The method also appears sensitive to over-optimization. Performance tends to improve until iteration 4 or 5 and then decline, which the authors interpret as deterioration from excessive optimization. This suggests that prompt robustness is being improved within a relatively narrow search horizon rather than through a monotone iterative procedure (Shi et al., 2024).
At the same time, BATprompt should not be understood as merely trading clean performance for robustness. The paper reports that on unperturbed datasets BATprompt often achieves the best performance, and when it is not the best it remains close to the top method. Likewise, the ablation BATprompt9, which keeps iterative prompt optimization but removes adversarial training, consistently underperforms full BATprompt, indicating that the adversarial phase contributes materially rather than acting as incidental prompt rewriting (Shi et al., 2024).

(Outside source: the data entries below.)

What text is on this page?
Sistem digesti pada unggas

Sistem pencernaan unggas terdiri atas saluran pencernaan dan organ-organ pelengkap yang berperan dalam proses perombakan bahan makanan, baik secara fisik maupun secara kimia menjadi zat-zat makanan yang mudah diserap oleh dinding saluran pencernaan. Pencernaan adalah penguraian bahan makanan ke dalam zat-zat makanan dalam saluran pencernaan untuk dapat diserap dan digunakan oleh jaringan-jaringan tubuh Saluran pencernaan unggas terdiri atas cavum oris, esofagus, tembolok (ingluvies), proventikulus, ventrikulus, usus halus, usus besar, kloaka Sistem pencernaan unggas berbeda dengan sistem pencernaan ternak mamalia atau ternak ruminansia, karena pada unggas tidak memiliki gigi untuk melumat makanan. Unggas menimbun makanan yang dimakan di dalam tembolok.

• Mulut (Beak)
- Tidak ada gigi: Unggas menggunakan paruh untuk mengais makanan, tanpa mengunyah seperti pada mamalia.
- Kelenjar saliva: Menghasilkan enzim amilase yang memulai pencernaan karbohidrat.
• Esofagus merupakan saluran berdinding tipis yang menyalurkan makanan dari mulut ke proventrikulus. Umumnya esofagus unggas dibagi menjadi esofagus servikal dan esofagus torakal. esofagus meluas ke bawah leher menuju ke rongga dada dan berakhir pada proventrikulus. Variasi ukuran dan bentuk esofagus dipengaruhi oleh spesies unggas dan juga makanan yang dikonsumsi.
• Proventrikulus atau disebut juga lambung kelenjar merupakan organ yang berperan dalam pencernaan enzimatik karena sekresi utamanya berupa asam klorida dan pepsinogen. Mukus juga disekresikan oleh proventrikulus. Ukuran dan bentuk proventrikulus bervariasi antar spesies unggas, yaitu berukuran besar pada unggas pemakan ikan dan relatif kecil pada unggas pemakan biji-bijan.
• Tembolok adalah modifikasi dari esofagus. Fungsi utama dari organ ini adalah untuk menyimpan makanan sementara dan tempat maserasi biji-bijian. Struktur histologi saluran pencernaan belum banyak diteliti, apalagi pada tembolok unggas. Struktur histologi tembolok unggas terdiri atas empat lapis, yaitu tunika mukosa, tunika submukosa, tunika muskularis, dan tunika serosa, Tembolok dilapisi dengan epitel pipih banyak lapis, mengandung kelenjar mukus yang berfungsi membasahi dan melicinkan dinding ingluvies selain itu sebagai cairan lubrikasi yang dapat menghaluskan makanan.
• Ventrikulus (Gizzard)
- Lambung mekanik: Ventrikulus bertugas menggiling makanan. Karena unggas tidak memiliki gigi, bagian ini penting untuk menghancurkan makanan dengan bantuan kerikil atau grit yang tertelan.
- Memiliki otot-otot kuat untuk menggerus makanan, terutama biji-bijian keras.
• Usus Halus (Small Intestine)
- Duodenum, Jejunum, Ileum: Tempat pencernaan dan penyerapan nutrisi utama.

In the current prompt-optimization literature, BATprompt is therefore best viewed as a black-box, adversarially inspired prompt generator specialized for the noisy-input regime. Its defining contribution is to move prompt optimization away from the clean-input assumption and toward an iterative loop in which perturbation generation, failure analysis, and prompt rewriting are coupled. That design situates it at the intersection of automatic prompt engineering, adversarial robustness, and black-box LLM control (Shi et al., 2024).